20 октября.
Мы уходим последними вслед за отступающими войсками. Но мы вернемся! Я чувствую жгучую потребность вернуться в места, где я был, и особенно сюда, где бомбы падали от меня в нескольких десятках метров. ...Все готово к отправке, но еще не подвезли раненых. Вот и подводы. Мы помогаем, стараемся как можно осторожнее вносить раненых в вагон. Поезд отправляется, идет дождь, мокрый снег, это хорошо, солнечный день на руку врагу. Через несколько минут раздается взрыв — взорвана станция.
Нас ждут большие испытания — бои под Москвой, бои за Москву, где и как буду я — не знаю. Хочется быть впереди.
...Пишу тебе, когда уже выспался и отогрелся...

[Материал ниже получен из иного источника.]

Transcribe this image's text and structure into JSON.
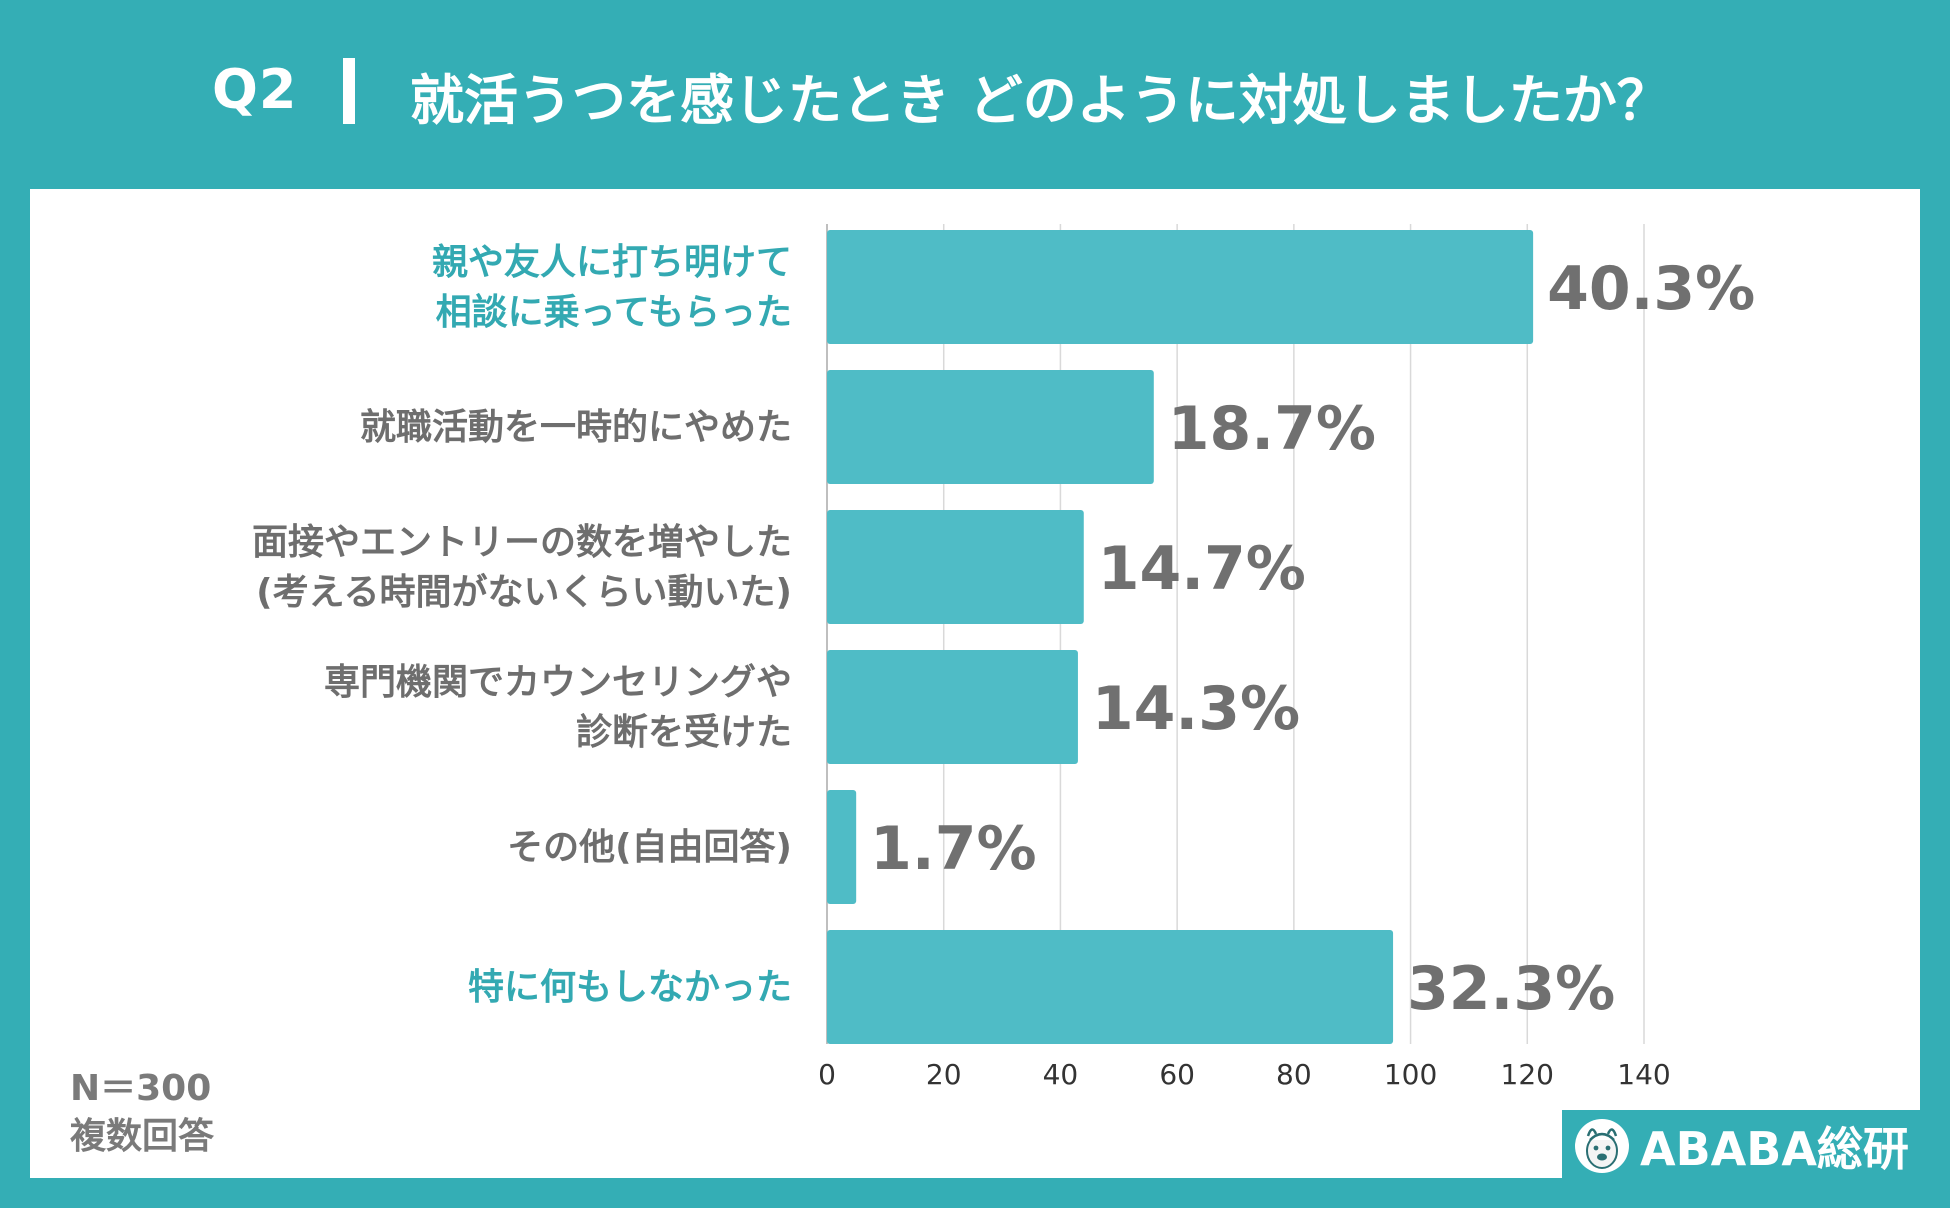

Маша не смотрела на даты, но получилось так, что прочла письма в должном порядке. Тут же поняла: перевод в политотдел спасением не будет. Он все равно будет рваться вперед. Она подумала иначе: “будет лезть вперед”,— но тут же устыдилась неуместного слова. Представить Николая в “клубе” или “библиотеке” для нее было легче, чем увидеть его возле орудия. Но Маша слушала сводки, понимала: в страшном накале боев спасения нигде не будет. Боже мой, какой клуб — где, для кого? Она несколько раз перечитала письма — да, за две недели изменилось все, изменился и он сам.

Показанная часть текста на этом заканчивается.